In the proton radius* example I’ve been discussing, the CREMA group did challenge well established, reproducible findings made over 60 years. Previous experimental measurements of proton radius were based on two classes of methods: hydrogen spectroscopy and electron scattering. CREMA introduced a variation on spectroscopy by using muonic hydrogen and, almost by accident, decided at the last minute (and deviating from the prespecified plan) to also scan parameter regions that had been thought to have been ruled out by previous experiments. As a result they reported an estimate lower than the internationally accepted value. At this point, nobody should have been betting on anything. Instead, people did the obvious - make new attempts using the established methods…and lo and behold, their results started to move towards the lower value! Nonetheless the CREMA result was excluded from the internationally accepted “best fit” estimate for several cycles of updates.
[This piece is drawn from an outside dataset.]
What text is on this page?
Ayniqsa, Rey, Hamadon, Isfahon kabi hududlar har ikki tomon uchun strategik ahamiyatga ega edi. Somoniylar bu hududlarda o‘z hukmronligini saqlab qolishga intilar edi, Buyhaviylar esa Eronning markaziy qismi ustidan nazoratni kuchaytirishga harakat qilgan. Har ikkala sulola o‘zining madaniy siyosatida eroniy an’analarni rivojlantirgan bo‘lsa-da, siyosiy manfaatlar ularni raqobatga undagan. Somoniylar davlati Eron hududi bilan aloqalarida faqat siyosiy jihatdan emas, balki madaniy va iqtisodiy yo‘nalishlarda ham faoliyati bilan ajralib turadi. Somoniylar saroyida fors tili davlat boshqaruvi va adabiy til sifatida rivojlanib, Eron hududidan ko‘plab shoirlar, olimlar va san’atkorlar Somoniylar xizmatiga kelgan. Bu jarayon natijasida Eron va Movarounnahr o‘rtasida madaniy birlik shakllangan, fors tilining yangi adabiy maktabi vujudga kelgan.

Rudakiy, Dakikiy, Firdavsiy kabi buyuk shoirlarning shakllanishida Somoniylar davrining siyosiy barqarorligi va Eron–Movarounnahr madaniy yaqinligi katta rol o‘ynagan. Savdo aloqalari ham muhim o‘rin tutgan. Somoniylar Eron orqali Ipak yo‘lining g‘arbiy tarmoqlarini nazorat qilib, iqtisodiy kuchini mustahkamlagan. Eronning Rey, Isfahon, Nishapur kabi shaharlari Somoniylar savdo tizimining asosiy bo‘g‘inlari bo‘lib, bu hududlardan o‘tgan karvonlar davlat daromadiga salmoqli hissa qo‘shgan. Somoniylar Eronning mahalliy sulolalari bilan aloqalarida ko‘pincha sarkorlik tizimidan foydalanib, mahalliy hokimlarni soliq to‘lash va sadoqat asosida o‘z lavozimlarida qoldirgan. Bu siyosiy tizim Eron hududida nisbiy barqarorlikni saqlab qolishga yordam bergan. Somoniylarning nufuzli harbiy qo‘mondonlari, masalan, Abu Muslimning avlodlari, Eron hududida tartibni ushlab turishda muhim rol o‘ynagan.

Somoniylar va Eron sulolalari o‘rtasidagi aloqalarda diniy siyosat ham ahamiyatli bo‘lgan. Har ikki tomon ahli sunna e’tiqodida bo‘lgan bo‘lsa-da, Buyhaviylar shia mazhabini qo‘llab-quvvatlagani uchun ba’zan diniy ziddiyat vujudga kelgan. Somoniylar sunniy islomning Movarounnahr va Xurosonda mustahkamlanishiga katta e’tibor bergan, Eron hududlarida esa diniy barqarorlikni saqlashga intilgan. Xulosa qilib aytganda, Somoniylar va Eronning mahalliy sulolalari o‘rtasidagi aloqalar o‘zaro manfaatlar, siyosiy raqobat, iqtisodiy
Except for this last nuance, which may reflect “groupthink” more than anything else, this is precisely how such discrepancies ought to be resolved. No betting needed.
*I mistakenly referred to this as “proton mass” in some of my earlier posts.
In experimental life sciences, an even more interesting example is provided by Lithgow, Driscoll, and Phillips, who represent competing labs working on roundworm lifetime studies. The paper is short and nontechnical, so I won’t summarize it here.
https://www.nature.com/articles/548387a
Yet another example is discussed in the 2017 article by Gunter and me, linked above, where we write:
Consider this: to get a better handle on the “reproducibility” of published research, the Reproducibility
Project has set about trying to reproduce some prominent results in cancer biology. At the time of writing, they claim that four of seven reports were reproduced. However, Jocelyn Kaiser reports in Science that: “Some scientists are frustrated by the Reproducibility Project’s decision to stick to the rigid protocol registered with eLife for each replication, which left no room for troubleshooting.” In other words, pre-specification is good for inference, but bad for science.
FPP also requires the original authors to prespecify the protcol for any replication attempt. Thus a third problem with FPP is that it does not show how discrepancies can and should be resolved, while the examples I posted here do. FPP focuses on a vary narrow vision of “replicability” driven by statistical inferences, which doesn’t seem to respect the lesson he himself presents as Goodhart’s Law: “When a measure becomes a target, it ceases to be a good measure.” Instead, scientists should focus on the nuts and bolts, as the proton radius and roundworm liftetime examples illustrate. More promising (to me) institutional procedures to stimulate/incentivize appropriate attitudes include the following:
https://www.nature.com/articles/542409a
https://journals.sagepub.com/doi/full/10.1177/0149206316679487
(Incidentally, the Reproducibility Project is now complete, and the results are not particularly encouraging. Reproducibility Project: Cancer Biology | Collections | eLife )
FPP would not be applicable to much of the social sciences for a different reason - these sciences (eg, much of empirical economics) depend on observational data. “Replication” in these settings will always be muddied by confounding - a new population would need to be sampled, differing in either time, geography, market conditions, or other factors. Following exactly the same replication protocol could be expected to provide different results, and it won’t be clear if the difference is due to the confounding effects, or to fundamental flaws of the original study. FPP is a non-starter for such research (though, the same critique would likely hold for the Mogil/Macleod proposal I linked above).
Finally, it should be reiterated that Crane’s critique of Naive Probabalism (which he wrote subsequent to the FPP paper) is basically what I’ve been railing about on this thread from the beginning (though I didn’t know the term until @R_cubed helpfully made me aware of it; I’d been using Taleb’s related but more obscure term “the ludic fallacy”). I quote Crane’s first paragraph.
Naive probabilism is the (naive) view, held by many technocrats and academics, that all rational thought boils down to probability calculations. This viewpoint is behind the obsession with `data-driven methods’ that has overtaken the hard sciences, soft sciences, pseudosciences and non-sciences. It has infiltrated politics, society and business. It’s the workhorse of formal epistemology, decision theory and behavioral economics. Because it is mostly applied in low or no-stakes academic investigations and philosophical meandering, few have noticed its many flaws. Real world applications of naive probabilism, however, pose disproportionate risks which scale exponentially with the stakes, ranging from harmless (and also helpless) in many academic contexts to destructive in the most extreme events (war, pandemic).